A evasão escolar, impulsionada pela atração de jovens para o trabalho não qualificado na obra, levou a reprovação escolar a subir 40,5% no ensino fundamental e 7,35% no médio. A evasão das salas de aula aumentou 57%. A superpopulação fez os preços dos aluguéis subirem escandalosos 3.000%. As mobilidades urbana e rural, que já eram precárias, tornaram-se caóticas. Havia 205 táxis na cidade antes da obra. Hoje, são 570, que rodam sem taxímetro e, indiferentes à míngua de empregos e à escassez do dinheiro, passado agora o auge da construção da usina, cobram quanto querem dos passageiros (a bandeirada mínima custa R$ 20, mesmo que o deslocamento seja de apenas 100m).

Os acidentes de trânsito cresceram na progressão geométrica de 144% – e, por tabela, o índice de atendimentos demandados por batidas de carro ou quedas de moto na cidade variou 213% para mais no Hospital Geral de Altamira, o único de alta complexidade em toda a região do Baixo Xingu, formada por 11 cidades, cinco delas impactadas diretamente por Belo Monte (as outras quatro são Vitória do Xingu, Senador José Porfírio, Brasil Novo e Anapu).

Outra decepção proporcionada por Belo Monte diz respeito não só a Altamira e a suas cidades vizinhas, mas ao país todo. A 880km de Belém e a 1.880km do Palácio do Planalto, em Brasília, a usina fora projetada com a loa de que acrescentaria 11.233,1 MW à matriz energética brasileira. Mas seus empreendedores já admitiram que a produção média, por causa das mudanças impostas ao projeto, não deve passar muito de 4.000 MW.

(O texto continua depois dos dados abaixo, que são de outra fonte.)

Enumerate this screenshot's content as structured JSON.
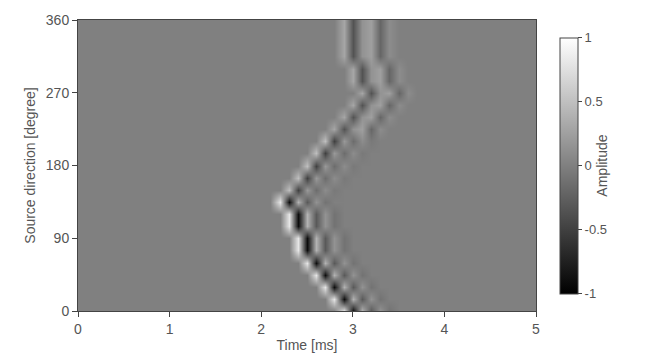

Também é superlativa, em Altamira, a decepção com Lula, que ressuscitou o plano de construção da usina, e sua sucessora, Dilma Rousseff, em cujo governo a obra foi executada. Uma data é marcante na cidade: 22 de junho de 2010. Naquele dia, do alto de um palanque montado no Estádio Municipal José Marino Bandeira de Matos, o Bandeirão, cujos dois únicos acessos estavam protegidos por tropas da Força Nacional, para conter manifestantes contrários ao projeto, o então presidente anunciou assim o que estava por vir (a transcrição é oficial, dos arquivos do site da Presidência da República):

– De vez em quando, vem um gringo (aqui) dar palpite sobre o Brasil. Precisamos mostrar ao mundo que ninguém mais do que nós quer cuidar da nossa floresta. Ela, a floresta, é nossa. E que gringo nenhum meta o nariz onde não é chamado, porque saberemos cuidar das nossas florestas e do nosso desenvolvimento.

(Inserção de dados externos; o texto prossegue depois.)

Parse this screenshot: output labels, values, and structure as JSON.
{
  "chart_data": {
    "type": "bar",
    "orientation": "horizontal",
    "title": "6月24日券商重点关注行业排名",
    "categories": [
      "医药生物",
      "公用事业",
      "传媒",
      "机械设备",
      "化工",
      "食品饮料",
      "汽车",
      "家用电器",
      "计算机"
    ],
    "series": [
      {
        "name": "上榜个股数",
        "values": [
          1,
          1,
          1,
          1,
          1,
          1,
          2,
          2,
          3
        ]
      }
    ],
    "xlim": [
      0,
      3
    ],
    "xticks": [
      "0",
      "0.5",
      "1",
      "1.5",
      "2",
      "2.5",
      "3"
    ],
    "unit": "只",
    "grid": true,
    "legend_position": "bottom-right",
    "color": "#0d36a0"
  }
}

Lula se referia, ali, a estrelas como o cantor inglês Sting e ao cineasta canadense radicado nos Estados Unidos James Cameron, que, dois meses antes, estivera na região e protestara contra o erguimento da usina, “uma questão não só do Brasil, mas do mundo todo”, como dissera o diretor de “Avatar”, entre outros filmes de sucesso.

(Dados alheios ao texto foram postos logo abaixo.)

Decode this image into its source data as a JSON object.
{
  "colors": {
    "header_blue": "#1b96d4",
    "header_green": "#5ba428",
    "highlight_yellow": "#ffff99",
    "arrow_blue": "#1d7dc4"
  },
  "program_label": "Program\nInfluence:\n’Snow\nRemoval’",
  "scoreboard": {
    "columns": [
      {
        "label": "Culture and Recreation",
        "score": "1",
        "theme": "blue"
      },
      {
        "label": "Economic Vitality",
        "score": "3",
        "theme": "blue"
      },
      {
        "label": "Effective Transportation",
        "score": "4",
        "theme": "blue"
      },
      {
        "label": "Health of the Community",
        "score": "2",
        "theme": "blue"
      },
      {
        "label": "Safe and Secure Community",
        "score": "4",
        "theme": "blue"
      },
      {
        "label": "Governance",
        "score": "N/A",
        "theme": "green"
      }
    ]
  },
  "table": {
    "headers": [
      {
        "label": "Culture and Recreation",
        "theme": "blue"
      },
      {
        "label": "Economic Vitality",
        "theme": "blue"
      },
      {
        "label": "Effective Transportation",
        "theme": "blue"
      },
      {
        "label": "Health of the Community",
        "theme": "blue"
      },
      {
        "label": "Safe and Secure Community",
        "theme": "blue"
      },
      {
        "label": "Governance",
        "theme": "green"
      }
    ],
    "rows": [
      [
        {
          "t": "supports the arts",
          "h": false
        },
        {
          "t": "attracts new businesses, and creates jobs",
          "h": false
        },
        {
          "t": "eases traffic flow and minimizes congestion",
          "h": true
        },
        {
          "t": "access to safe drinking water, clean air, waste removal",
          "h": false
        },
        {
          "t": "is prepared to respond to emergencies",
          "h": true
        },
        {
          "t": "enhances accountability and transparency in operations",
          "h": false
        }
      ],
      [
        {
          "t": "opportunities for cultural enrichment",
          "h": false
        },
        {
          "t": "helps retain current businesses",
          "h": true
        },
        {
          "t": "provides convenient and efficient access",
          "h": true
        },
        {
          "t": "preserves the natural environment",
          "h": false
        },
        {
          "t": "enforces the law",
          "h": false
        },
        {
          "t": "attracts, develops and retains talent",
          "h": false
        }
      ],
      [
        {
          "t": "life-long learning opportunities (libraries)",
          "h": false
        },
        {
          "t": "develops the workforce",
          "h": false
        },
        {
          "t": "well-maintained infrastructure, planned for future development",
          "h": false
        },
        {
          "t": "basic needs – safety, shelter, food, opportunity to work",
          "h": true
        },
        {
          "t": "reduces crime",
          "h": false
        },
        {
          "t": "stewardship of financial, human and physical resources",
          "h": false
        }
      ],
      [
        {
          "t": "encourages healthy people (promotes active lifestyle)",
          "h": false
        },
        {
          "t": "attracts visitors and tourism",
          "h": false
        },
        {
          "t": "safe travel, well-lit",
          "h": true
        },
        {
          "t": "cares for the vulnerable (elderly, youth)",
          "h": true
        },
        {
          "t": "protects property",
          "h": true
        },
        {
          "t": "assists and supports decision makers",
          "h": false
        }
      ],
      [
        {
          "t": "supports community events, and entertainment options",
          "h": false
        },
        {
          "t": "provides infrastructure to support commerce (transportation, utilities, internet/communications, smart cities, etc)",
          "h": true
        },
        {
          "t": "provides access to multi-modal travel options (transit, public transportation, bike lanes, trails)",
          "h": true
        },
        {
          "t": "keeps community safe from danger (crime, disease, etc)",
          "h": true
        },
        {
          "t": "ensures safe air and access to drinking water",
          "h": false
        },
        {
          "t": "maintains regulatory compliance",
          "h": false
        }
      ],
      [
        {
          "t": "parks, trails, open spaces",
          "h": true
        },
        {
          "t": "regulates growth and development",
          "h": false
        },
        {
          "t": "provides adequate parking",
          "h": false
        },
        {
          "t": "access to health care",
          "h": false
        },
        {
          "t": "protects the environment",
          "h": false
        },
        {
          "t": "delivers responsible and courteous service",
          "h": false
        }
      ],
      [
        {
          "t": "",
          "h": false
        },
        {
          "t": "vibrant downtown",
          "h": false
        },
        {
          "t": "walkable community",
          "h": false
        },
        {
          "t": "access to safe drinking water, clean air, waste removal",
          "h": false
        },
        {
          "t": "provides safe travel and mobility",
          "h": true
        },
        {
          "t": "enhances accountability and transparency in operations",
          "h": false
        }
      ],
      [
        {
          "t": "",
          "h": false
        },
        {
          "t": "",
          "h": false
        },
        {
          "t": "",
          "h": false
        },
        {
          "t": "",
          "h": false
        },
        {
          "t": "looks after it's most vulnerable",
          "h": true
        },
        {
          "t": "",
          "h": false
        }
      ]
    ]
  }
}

Durante sete dias, de 14 de a 21 de março, o #Colabora esteve em Altamira, onde navegou no Xingu, sobrevoou Belo Monte e ouviu dezenas de pessoas, entre lideranças da sociedade civil, de ONGs, autoridades municipais, índios, pescadores, ribeirinhos, moradores removidos de suas casas, representantes do Ministério Público, do Ibama, jovens, idosos, gente comum. Só a Norte Energia, insistentemente procurada, recusou-se a falar. O resultado deste trabalho rendeu uma série de reportagens que começamos a publicar a partir de hoje.